I don’t want to come across as the champion of Avastin®. I will tell you though, why many retinal specialists are not satisfied with Macugen®. The main study on Macugen® (see reference below) contained 1186 patients. After 54 weeks of follow-up, 70% of patients who received Macugen® lost fewer than three lines of vision compared to 55% of patients in the control group. 33% of the patients who received Macugen® had the same or improved vision after one year compared to 23% of the control group. That means that two-thirds of the patients in the Macugen® group lost vision. On average, the patients who received Macugen® lost about 1.5 lines of vision on the visual acuity chart.

Patients come to us because they have already lost vision. They ask us if their vision will improve with treatment. We have to tell them that with Macugen® or with Visudyne®, that it is more likely that their vision will get worse, but that either treatment is still better than doing nothing.
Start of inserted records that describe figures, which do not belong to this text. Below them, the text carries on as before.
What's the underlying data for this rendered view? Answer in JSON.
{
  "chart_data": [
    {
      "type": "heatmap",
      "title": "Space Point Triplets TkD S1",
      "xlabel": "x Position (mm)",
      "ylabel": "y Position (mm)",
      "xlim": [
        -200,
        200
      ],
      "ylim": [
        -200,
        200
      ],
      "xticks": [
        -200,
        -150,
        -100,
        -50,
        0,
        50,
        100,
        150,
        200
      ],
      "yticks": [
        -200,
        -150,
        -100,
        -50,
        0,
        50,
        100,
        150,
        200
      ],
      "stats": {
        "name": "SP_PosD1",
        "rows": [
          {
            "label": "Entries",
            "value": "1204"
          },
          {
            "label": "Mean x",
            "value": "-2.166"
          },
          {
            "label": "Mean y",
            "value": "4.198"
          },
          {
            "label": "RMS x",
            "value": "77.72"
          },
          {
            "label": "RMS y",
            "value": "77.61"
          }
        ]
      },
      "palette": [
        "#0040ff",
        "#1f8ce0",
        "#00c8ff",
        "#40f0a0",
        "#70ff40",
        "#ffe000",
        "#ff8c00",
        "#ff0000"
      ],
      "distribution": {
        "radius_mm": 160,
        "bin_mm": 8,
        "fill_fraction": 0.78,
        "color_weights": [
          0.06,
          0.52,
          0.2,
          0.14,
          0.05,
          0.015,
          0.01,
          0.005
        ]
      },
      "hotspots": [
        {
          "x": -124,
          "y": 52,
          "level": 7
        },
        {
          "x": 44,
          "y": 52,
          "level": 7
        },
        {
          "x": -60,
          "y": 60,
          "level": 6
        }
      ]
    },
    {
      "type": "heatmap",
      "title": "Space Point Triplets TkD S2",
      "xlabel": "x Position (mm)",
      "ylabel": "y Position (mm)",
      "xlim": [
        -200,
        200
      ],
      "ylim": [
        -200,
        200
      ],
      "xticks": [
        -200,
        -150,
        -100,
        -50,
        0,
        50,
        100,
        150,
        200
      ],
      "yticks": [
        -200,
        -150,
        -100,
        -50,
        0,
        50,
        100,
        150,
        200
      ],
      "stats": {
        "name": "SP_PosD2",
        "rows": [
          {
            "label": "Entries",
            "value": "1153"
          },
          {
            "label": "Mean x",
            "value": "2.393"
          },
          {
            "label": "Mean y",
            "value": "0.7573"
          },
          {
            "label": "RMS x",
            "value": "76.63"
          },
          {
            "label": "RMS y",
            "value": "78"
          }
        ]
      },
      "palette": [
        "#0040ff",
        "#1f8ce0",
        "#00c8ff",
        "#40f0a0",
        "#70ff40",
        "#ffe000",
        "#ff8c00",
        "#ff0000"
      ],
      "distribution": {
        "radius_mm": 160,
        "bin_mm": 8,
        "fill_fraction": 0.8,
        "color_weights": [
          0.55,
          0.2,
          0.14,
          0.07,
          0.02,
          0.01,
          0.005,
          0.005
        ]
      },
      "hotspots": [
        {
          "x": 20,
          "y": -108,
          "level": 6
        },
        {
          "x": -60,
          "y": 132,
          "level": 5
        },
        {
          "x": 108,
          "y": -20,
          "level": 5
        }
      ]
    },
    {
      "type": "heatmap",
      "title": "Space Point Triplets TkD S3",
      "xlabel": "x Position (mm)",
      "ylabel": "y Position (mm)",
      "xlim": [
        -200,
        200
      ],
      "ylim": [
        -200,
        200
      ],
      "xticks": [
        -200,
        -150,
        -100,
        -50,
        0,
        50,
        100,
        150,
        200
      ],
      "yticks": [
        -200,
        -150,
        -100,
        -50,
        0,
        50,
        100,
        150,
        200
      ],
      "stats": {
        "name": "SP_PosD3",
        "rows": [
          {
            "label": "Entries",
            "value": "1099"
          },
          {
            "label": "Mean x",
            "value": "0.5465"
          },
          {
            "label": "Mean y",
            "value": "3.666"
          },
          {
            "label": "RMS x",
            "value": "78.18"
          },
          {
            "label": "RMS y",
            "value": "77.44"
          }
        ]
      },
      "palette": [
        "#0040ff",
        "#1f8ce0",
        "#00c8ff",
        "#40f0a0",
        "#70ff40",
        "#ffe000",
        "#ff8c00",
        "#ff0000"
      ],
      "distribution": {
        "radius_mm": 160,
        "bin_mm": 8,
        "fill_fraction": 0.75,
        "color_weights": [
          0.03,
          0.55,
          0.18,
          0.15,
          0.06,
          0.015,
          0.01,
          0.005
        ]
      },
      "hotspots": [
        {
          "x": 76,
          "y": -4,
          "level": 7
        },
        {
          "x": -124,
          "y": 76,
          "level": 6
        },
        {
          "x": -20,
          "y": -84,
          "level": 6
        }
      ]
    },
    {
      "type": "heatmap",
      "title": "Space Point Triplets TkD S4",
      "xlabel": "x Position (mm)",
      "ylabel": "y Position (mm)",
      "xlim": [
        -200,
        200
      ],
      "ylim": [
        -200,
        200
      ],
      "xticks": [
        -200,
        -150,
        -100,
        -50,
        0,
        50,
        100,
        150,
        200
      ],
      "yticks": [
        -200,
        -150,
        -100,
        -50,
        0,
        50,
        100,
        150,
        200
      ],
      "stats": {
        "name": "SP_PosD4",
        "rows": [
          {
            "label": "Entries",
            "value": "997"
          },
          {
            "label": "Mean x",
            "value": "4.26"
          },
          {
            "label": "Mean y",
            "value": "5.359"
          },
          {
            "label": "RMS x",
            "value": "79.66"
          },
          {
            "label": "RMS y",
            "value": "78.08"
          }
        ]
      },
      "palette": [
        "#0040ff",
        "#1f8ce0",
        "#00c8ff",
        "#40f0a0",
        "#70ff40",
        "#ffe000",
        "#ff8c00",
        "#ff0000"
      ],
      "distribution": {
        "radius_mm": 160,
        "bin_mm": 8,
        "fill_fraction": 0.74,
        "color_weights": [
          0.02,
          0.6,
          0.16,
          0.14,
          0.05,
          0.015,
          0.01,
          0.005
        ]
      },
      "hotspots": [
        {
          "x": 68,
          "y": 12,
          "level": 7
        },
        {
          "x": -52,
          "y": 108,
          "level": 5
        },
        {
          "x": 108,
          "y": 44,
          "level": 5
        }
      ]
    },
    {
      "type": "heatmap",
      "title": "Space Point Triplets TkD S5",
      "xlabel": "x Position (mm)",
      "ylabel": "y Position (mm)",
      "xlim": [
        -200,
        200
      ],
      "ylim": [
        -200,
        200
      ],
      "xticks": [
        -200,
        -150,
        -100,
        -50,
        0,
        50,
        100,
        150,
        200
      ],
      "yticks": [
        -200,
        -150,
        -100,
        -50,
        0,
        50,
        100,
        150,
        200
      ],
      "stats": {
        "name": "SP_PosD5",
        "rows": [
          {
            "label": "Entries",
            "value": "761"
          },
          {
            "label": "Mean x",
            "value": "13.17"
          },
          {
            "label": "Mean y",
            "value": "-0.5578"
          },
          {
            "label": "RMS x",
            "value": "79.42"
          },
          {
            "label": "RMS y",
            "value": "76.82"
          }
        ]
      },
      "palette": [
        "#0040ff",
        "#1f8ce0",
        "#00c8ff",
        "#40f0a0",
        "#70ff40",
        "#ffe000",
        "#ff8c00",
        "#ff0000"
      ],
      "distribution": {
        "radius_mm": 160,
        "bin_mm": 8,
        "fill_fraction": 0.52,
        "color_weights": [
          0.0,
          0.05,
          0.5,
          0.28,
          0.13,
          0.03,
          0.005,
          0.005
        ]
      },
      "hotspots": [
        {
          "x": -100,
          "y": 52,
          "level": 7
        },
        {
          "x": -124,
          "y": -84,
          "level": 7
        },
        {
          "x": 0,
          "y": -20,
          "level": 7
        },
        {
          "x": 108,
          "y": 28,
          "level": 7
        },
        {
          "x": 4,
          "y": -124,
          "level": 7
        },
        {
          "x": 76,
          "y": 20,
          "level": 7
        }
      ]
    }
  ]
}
The patients don’t like that answer. I don’t like that answer either. We need a better treatment. My Florida colleague is right in stating that the evidence about Avastin is anecdotal. I concluded my October 19th Blog, (http://www.medrounds.org/amd/2005/10/to-retinal-specialists-about.html), stating, “We have to be careful though, since we’ve not followed these patients for very long and we also have the proven treatments of Visudyne® and Macugen®.”

It’s too long though, to have to wait until the fourth or sixth injection (24-36 weeks) for Macugen® to control the choroidal neovascularization. We know that neovascularization grows. I’ve seen it grow after Macugen® and Visudyne® and in general, the larger the area of neovascularization, the greater the area of scarring, and the poorer the visual acuity. Therefore it would be best to stop these vessels right away not six or seven months from now.

A representative from Novartis, who makes Visudyne®, also objected to my statement that if a patient doesn’t respond to one Visudyne® treatment that I might consider Avastin. He said that often three or more treatments are needed before the neovascularization is controlled. So it’s a conundrum. Visudyne® and Macugen® take a while to work, yet meanwhile the neovascularization may be gobbling up more of the patient’s precious macula.

I disagree with the retinal specialist from Florida that the fluorescein and OCT don’t correlate well with the vision. I use both of these tests to tell me whether a patient is responding to treatment. That’s probably enough for today. In the next blog, I’ll tell you what I do. It makes sense to me but I don’t know if it’s right or not. Meanwhile, I would invite any retinal specialist to write in and give us your experience. To be fair, also state whether you have any financial interest in any of these treatments. I don’t.


1. Gragoudas ES, Adamis AP, Cunningham ET Jr, Feinsod M, Guyer DR, for the VEGF Inhibition Study in Ocular Neovascularization Clinical Trial Group. Pegaptanib for neovascular age-related macular degeneration. N Engl J Med 2004; 351:2805-2816.

2. Klein M, Jorizzo P, Watzke R. Growth features of choroidal neovascular membranes in age-related macular degeneration. Ophthalmology 1989; 96:1416-1421.

3. Sletten KR, Folk JC, Russell SR. Shape and size of choroidal neovascularization in response to sequential photodynamic therapy. Retina 2005, in press.